Congratulations to Jhullian Alston for being selected for the 2020 MilliporeSigma Fellowship

Jhullian AlstonJhullian Alston (JJ) is a fourth-year graduate student in the Biochemistry, Biophysics, and Structural Biology (BBSB) program. He is completing his Ph.D. thesis work jointly between the labs of Dr. Andrea Soranno and Dr. Alex Holehouse, where he combines computational biophysics with single-molecule fluorescence spectroscopy to understand how intrinsically disordered regions within a protein can affect interactions with both proteins and nucleic acids.

Jhullian joined the BBSB program after receiving his B.A. in Biology from The University of Maryland, Baltimore County where he was a Meyerhoff and MARC Scholar. Prior to starting his Ph.D. work, Jhullian had a diverse research background, studying nerve injury after radical prostatectomy, developing mouse models of prostate cancer, using CRISPR to develop fusion proteins in P. falciparum and C. elegans, and investigating the effects of O-GlcNAcylation.

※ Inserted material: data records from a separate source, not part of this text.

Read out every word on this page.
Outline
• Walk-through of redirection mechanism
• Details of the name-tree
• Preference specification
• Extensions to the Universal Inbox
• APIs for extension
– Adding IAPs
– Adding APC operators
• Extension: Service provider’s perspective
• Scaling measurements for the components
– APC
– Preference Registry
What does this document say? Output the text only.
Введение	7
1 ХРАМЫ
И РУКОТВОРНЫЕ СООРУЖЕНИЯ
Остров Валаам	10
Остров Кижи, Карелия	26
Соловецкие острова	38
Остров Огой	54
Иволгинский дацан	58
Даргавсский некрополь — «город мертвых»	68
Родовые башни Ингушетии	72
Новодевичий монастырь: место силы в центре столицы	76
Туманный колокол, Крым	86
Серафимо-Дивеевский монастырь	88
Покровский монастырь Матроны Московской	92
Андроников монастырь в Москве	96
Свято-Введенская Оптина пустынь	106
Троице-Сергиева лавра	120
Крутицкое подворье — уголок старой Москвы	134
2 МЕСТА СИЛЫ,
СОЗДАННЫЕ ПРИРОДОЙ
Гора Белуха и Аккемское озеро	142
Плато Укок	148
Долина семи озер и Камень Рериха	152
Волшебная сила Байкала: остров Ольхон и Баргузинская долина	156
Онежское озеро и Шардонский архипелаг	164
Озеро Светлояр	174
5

Since joining the labs of Dr. Andrea Soranno and Dr. Alex Holehouse, both Assistant Professors in the Department of Biochemistry and Molecular Biophysics, Jhullian has studied how intrinsically disordered regions bind and condense nucleic acids, with an initial focus on how the telomeric protein TRF2, with its highly positively charged N-terminal intrinsically disordered region, mediates telomere compaction. While working on TRF2 he applied coarse grained simulations to model how specific binding motifs affect single chain condensation of polymers to better understand nucleic condensation. This led to him becoming intrigued by another example of nucleic acid condensation, the packaging of the SARS-CoV-2 viral genome. The SARS-CoV-2 Nucleocapsid protein, which contains three intrinsically disordered regions, is responsible for the packaging of the viral genome of SARS-CoV-2 virus. Yet how the Nucleocapsid protein drives selective genome packaging is still poorly understood. He has applied coarse grained and all-atom simulations to understand the selective condensation of RNA mediated by the nucleocapsid protein while providing a detailed conformational description of the protein. This current investigation has laid the groundwork for interrogating how conformational changes of the Nucleocapsid protein, upon binding to specific RNA sequences, modulates its ability to condense single and multiple RNA molecules. To answer this question, he will use atomistic and coarse-grained simulations, in concert with single molecule Foerster Resonance Energy Transfer and Fluorescence Correlation Spectroscopy.

Jhullian currently serves on the Biochemistry and Molecular Biophysics departmental Student Liaison Committee and is the Co-Chair for the Association of Black Biomedical Graduate Students.

The Sigma award provides funds for educational expenses. Sigma Chemical Company, which is now MilliporeSigma, created the fellowship in 1958 as a gift to the Department of Biological Chemistry (now Biochemistry and Molecular Biophysics) in memory of Dr. Gerty Cori. Dr. Cori and her husband, Dr. Carl Cori, performed research in the Department of Biological Chemistry. They won a Nobel Prize in 1947 for their discoveries of how glycogen is broken down and re-synthesized within the body.